Nordmann Roger · Nationalrat · 2006-06-15
Nordmann Roger · Nationalrat · Waadt · Sozialdemokratische Fraktion · 2006-06-15
Wortprotokoll
Beaucoup d'entre nous font du sport ou aiment le sport. On a vu que certains d'entre vous sont même allés jusqu'à Stuttgart mardi soir. Tant mieux, parce que cela nous aide à compenser les aspects stressants de l'activité parlementaire.
Tous les sportifs et les amateurs de sport parmi nous savent qu'au fil des années le corps et l'esprit évoluent. Grosso modo, à 18 ans on est meilleur pour établir des pics de performance, mais on s'épuise plus vite et on a moins de résistance psychique. En prenant un peu de bouteille - au sens figuré s'entend -, l'endurance s'améliore et on gère mieux l'effort. Les marathons, les courses cyclistes, c'est plutôt vers 30 ans qu'on les gagne et le footballeur le plus talentueux ne sera pas capitaine ou entraîneur à 18 ans parce que la stratégie s'affine avec le temps.
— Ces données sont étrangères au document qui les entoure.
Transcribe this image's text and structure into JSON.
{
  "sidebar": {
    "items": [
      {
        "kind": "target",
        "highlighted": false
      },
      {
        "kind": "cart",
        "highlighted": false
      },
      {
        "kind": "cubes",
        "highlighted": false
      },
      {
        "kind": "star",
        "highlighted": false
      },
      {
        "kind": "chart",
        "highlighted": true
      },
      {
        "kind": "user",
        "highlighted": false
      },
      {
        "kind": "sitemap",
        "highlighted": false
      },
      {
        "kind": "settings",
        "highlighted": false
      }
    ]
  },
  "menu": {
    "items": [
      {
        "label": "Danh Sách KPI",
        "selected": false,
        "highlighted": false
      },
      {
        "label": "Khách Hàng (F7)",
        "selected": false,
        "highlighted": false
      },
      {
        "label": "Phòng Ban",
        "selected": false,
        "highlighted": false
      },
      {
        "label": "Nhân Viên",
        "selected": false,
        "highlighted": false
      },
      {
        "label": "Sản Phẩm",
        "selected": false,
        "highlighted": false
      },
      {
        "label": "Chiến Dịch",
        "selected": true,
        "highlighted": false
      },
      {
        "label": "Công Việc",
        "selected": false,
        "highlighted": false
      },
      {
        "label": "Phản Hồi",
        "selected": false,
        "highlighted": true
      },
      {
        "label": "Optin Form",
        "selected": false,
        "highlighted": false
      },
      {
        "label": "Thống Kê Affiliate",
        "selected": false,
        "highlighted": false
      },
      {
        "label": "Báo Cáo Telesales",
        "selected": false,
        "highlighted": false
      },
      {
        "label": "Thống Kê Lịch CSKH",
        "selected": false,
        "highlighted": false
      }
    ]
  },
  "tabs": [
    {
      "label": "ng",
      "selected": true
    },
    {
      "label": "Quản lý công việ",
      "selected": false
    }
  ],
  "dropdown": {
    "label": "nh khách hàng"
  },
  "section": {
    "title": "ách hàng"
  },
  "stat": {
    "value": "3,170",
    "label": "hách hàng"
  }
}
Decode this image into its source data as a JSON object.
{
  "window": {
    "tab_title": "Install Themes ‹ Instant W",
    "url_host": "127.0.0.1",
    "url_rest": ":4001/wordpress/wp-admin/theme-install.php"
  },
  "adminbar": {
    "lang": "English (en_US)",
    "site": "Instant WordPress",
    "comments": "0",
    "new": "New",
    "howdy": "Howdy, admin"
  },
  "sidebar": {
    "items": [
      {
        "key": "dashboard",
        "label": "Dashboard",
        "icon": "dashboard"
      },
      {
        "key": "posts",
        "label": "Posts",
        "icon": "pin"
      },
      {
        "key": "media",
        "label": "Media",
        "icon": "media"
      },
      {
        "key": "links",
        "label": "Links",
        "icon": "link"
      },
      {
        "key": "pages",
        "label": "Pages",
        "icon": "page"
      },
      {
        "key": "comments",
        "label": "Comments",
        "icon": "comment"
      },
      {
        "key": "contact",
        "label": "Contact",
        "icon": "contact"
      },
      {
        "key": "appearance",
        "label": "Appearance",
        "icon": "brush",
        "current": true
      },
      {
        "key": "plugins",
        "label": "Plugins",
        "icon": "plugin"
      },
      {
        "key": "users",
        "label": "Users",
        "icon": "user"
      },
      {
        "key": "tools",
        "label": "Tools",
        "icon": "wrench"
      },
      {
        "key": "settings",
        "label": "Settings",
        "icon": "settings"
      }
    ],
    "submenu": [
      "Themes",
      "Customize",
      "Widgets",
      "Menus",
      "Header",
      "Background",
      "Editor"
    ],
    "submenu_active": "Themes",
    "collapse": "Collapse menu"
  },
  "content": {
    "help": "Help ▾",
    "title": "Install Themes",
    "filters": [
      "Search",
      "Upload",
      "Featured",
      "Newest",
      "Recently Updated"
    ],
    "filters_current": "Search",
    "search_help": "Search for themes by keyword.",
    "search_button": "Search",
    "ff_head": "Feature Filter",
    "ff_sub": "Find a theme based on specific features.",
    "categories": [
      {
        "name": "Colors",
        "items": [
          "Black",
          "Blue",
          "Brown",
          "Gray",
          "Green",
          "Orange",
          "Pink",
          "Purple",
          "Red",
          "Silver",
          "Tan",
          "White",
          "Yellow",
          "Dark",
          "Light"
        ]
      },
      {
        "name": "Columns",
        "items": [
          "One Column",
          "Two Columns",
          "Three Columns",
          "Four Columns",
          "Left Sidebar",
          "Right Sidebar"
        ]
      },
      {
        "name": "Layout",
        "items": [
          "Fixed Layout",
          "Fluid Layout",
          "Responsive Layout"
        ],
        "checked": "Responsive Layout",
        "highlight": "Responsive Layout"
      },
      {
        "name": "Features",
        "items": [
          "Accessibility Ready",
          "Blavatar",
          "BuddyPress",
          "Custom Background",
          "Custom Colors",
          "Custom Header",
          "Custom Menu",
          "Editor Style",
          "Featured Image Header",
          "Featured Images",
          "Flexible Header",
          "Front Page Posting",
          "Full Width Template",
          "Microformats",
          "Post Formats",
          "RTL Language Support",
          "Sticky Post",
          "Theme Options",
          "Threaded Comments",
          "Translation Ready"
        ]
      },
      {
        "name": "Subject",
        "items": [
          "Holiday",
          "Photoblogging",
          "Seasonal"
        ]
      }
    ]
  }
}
La question que nous avons à trancher aujourd'hui est un peu la même, mais elle concerne les apprentis et les jeunes, justement ceux dont nous espérons qu'ils réaliseront demain des performances de pointe. Vous avez tous été jeunes et certains d'entre vous le sont encore. La sortie de l'adolescence, c'est naturellement l'âge des sentiments forts, l'âge où on teste ses limites, l'âge où on prend parfois des risques excessifs, par exemple sur la route, à la montagne, en fêtant jusqu'au bout de la nuit tous les week-ends, en accompagnant ses excès par la consommation d'alcool. C'est aussi [PAGE 936] l'âge où le corps finit sa transformation. Enfin, c'est un âge exigeant. Comme apprenti, on doit simultanément apprendre à travailler et à acquérir de nombreuses connaissances théoriques soumises à examen.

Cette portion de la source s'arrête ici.